Located in Graz, Austria ‘Vagabund Moto’ is the brainchild of designer Paul Brauchart and mechanical engineer Philipp Rabl. “Both of us started working on vintage motorcycles early in life because we love these old pieces of metal” says Paul, who proposed his CB450 be their first combined project. “We want to create motorcycles that are not simply lifestyle products or basic transport. For us it’s about building a functional piece of art”.
According to Paul trying to find a compromise between usability and design can be a challenge with Austrian legislation, but the two seem to be dealing with the limitations incredibly well. “We love to keep our designs minimalistic. We’ll work on almost any motorcycle brand or model and prefer to build handcrafted parts when possible. Before we start each build we do a time consuming, realistic sketch of the new design for our customers. The customer is king, but we always try to implement our own design style.”
Paul’s 1972 Honda CB450 K5 Cafe Racer was developed in line with their personal brief of clean lines and a minimalist finish. The bike has been “downsized” by removing everything deemed as unnecessary and along with functioning as a showcase of their work it’s still functioning asPaul’s personal ride.

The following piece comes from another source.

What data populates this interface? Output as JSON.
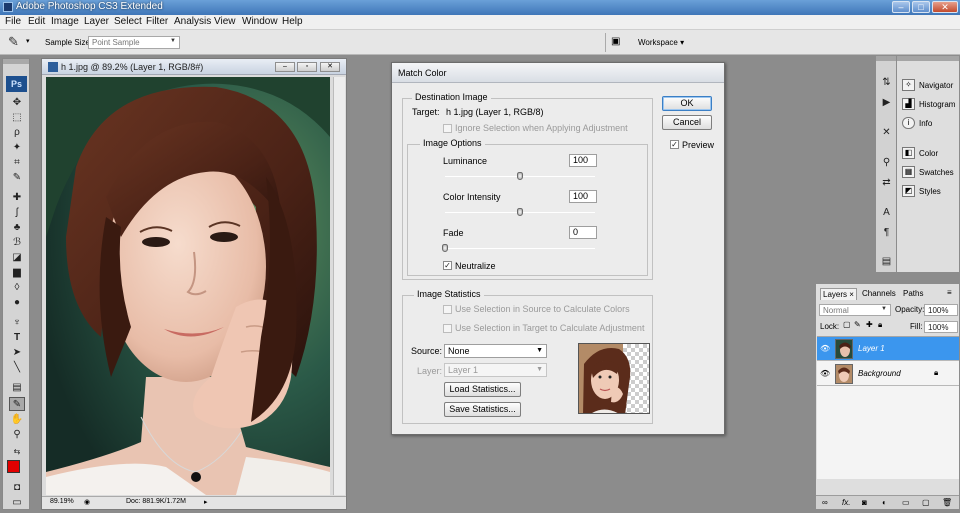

After being stripped bare the rear of the CB’s frame was replaced with a kicked loop that cleverly incorporates the bikes LED running lights and rear indicators. A wheel hugger style number plate mount helps to keep the tail end clean while doubling as a fender and for improved handling a pair of brushed alloy, RFY piggyback shocks were added.
In place of the stock handlebars the CB450 wears a set of custom made clip ons with CNC milled grips that have been wrapped in brown leather and M-Blaze Motogadget bar end indicators. The hand controls are a mix of Harley and Kustomtech parts and the stock switches have been replaced with flush mounted buttons on the bars and top clamp. The stock instruments have also been removed to make way for a single, tiny Motogadget ‘motoscope’ dial that sits in the center of the top clamp thanks to a custom bracket that utilises existing mounting points.
Adding to its minimal finish the bikes wiring has been kept out of view by running it internally wherever possible and the battery and fuses now reside in an alloy tray mounted beneath the seat. Fueling has been improved thanks to the addition of new Mikuni carburettors, tuned to run the K&N pod style filters and the bikes heavily customised exhaust system. For a touch of vintage cool a repurposed Colgate shaving stick tin acts as the oil breather catch can and a Brooks tools bag hangs off the bike’s frame.
Tying everything together on Vagabund’s Honda CB450 is its industrially inspired paint scheme. A moss green, satin black and raw alloy mix of finishes embellished with brass fixtures and brown leather upholstery.
Despite being on the custom motorcycle scene for less than 12 months, Vagabund Moto have also completed a stunning BMW R100R Scrambler that you can see on the Bless This Stuff website. With builds like these to launch their new brand we’re sure that 2016 will be an exciting year for Paul and Philipps new venture.
Often what occurs in between the stages of concept and completion can result in differences between one and the other. However when you combine the keen eye of a talented designer with the skills of a mechanical engineer things tend not to get lost in translation. This was exactly the case when it came to piecing together Vagabund Moto’s Honda CB450 K5 Cafe Racer. The bike was the first project to be completed under the Vagabund Moto name and it’s an almost identical interpretation of the pairs original concept, from the leather tool pouch to the custom made exhaust.